La miraba desde la ventana. Era una criolla de pechos hermosos, con cabello negro que caía sobre las caderas generosas y piernas torneadas. No podía dejar de espiarla.
Ella tenía un marido que llegaba de tarde y él, veía como se amaban sobre cualquier lugar de donde podía verlos. Su pubis le atraía como las mariposas a la luz. Se babeaba.
Dejó de ir a la fábrica hasta que se quedó sin un peso. Los cigarrillos ya no saciaban su “Hambre” de hembra y comida. Tuvo que salir a buscar un laburo.

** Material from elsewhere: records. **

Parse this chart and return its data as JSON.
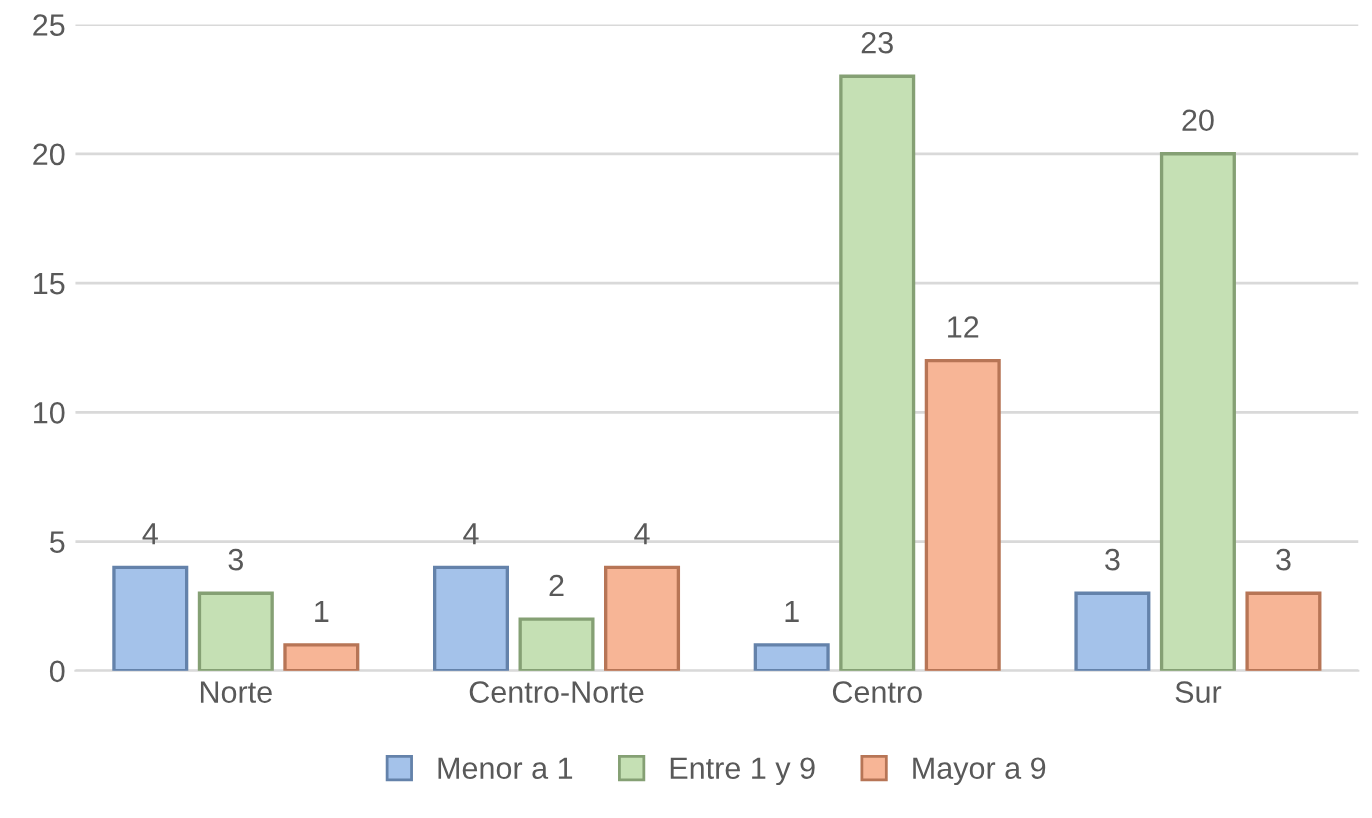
{
  "chart_data": {
    "type": "bar",
    "categories": [
      "Norte",
      "Centro-Norte",
      "Centro",
      "Sur"
    ],
    "series": [
      {
        "name": "Menor a 1",
        "color": "#a4c2ea",
        "values": [
          4,
          4,
          1,
          3
        ]
      },
      {
        "name": "Entre 1 y 9",
        "color": "#c5e0b4",
        "values": [
          3,
          2,
          23,
          20
        ]
      },
      {
        "name": "Mayor a 9",
        "color": "#f7b596",
        "values": [
          1,
          4,
          12,
          3
        ]
      }
    ],
    "ylim": [
      0,
      25
    ],
    "yticks": [
      0,
      5,
      10,
      15,
      20,
      25
    ],
    "grid": "y",
    "legend": "bottom",
    "data_labels": true
  }
}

Encontró un garaje donde lavar autos ajenos y lustrar vidrios. Con el dinero que le daban se iba derecho a los cafetines donde había “minas” y dale que dale…entre brazos apretaba los senos o los muslos de unas pobres muchachas que no hablaban ni una sola palabra en el idioma de acá. Entonces descubrió que eran polacas que habían traído engañadas. La calle de los lupanares estaban atestados de portuarios de todo el mundo a los que atrapaba la lujuria. Todos querían sexo. Ella, como muñecas de cera ni se movía en los brazos de hombres rudos y olorosos. La madama, les obligaba a bañarse antes de entrar a los tristes camastros donde chirriaban los flejes de un lecho viejo y maloliente.
La calle se llamaba Pichincha y la cola llegaba a una cuadra. Hombres solos y desenfrenados que pretendían “amor” sin mucho esfuerzo ni euforia. Obscenos se arrastraban sobre los catres como anguilas de fuego. Y ellas, pobres hambrientas, ya no tenían lágrimas.

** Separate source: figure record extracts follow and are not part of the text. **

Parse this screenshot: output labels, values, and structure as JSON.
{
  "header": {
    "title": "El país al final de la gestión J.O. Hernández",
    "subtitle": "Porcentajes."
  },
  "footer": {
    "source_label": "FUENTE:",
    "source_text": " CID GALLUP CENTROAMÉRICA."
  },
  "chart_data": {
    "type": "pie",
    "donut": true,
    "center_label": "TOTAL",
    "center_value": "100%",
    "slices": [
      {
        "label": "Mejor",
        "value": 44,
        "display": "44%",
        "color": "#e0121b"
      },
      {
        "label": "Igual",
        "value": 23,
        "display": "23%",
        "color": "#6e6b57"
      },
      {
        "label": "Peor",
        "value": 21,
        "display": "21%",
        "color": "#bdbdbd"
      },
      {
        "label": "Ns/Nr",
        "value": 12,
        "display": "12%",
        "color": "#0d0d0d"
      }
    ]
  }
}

Cuando volvía a su altillo seguía espiando a la mujer de sus sueños. Ella se sorprendió viendo que él, la miraba detrás de una cortina sucia se rió a carcajadas. “Cachonda” le hizo una seña que invitaba a su lado. No era diferente a las rubias del burdel. Cruzó la raya, se metió en la habitación y un cuchillo le atravesó el corazón. El marido lo había estado esperando.
Cayó desde la terraza y nadie supo qué pasó, pero a ella nadie la volvería a espiar con lujuria un desconocido desde una ventana mugrienta de un altillo.